Supreme Court opens the floodgates on political spending

If you’ve money to burn, don’t turn it into mere ash.

Buy an election or two.

Courtesy of the Supreme Court.

Politics used to be all about hot air.

Granted, there still is plenty of that.

Why do you think we have global warming everywhere but in red states?

But now cold cash is even hotter as a molten political currency.

The Supreme Court opened the door for even more money to be pumped into the political system with its Wednesday ruling on McCutcheon v. Federal Election Commission, which struck down overall limits on campaign contributions.

The decision means that a single donor will soon be able to contribute millions of hard dollars — in limited contributions — to political parties, candidates and political action committees.

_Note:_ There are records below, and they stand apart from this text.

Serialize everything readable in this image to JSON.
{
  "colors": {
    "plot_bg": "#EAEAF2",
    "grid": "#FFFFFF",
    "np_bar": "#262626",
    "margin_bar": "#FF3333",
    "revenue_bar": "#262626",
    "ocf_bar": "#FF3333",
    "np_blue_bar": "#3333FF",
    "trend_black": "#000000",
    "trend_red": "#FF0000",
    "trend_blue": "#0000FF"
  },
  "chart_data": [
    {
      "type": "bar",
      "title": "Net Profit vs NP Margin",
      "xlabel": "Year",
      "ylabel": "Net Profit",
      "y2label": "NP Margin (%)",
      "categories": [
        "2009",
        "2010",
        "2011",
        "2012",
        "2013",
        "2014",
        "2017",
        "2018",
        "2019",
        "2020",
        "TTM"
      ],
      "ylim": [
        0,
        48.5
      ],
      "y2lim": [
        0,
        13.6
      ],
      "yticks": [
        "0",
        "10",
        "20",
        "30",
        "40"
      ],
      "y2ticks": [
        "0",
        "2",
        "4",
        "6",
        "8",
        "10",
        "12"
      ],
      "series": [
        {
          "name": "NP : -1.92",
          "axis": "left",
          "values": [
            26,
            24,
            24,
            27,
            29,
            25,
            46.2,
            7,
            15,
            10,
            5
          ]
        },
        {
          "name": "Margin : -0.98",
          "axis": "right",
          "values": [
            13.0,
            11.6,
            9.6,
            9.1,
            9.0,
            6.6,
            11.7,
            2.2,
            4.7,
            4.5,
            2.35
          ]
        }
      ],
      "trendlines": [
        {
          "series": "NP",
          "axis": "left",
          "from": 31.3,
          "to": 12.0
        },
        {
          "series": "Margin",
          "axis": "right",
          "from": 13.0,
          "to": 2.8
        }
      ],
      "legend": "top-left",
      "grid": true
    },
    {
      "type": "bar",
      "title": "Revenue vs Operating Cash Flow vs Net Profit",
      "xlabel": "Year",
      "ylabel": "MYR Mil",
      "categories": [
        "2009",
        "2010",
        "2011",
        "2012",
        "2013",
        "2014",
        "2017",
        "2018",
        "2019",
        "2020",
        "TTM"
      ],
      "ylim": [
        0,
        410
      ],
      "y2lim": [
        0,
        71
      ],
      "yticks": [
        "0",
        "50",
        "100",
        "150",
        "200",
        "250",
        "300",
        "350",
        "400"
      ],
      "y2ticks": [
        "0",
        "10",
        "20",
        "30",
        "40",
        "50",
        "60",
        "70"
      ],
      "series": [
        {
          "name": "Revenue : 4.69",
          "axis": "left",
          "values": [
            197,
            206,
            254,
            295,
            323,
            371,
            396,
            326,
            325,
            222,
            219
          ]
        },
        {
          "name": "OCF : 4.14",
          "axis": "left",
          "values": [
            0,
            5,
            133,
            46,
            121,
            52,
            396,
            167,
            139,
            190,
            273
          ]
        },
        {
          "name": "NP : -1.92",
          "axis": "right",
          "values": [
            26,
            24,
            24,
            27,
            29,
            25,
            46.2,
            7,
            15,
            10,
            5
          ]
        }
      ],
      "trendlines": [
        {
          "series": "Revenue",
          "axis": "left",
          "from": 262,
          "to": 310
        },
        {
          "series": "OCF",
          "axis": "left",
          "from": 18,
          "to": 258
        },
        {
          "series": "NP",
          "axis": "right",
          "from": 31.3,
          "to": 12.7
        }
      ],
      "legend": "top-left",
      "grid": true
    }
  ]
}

The truly elite donors are poised to be the big winners with the decision, with money giving them the power to set and limit the party agendas.

Candidates for sale. Like meat on the hoof.

The decision, by a 5-to-4 vote along ideological lines, with the court’s more conservative justices in the majority, was a sequel of sorts to Citizens United, the 2010 decision that struck down limits on independent campaign spending by corporations and unions.

But that ruling did nothing to affect the other main form of campaign finance regulation: caps on direct contributions to candidates and political parties.

Wednesday’s decision addressed that second kind of regulation.

It did not affect familiar base limits on contributions from individuals to candidates, currently $2,600 per candidate in primary and general elections.

But it said that overall limits of $48,600 by individuals every two years for contributions to all federal candidates violated the First Amendment, as did separate aggregate limits on contributions to political party committees, currently $74,600.

Chief Justice John G. Roberts Jr., writing for four justices in the controlling opinion, said the First Amendment required striking down the limits.

“There is no right in our democracy more basic,” he wrote, “than the right to participate in electing our political leaders.”

Dissenting from the bench, Justice Stephen G. Breyer called the decision a blow to the First Amendment and American democracy.

“If the court in Citizens United opened a door,” he said, “today’s decision may well open a floodgate.”

Amazing how two Supremes could vary so widely on their interpretation of the First Amendment. Didn’t they both go to law school?

Of course, politics usually do color Supreme Court decisions.

It’s as American as apple pie and Obamacare (well, perhaps not).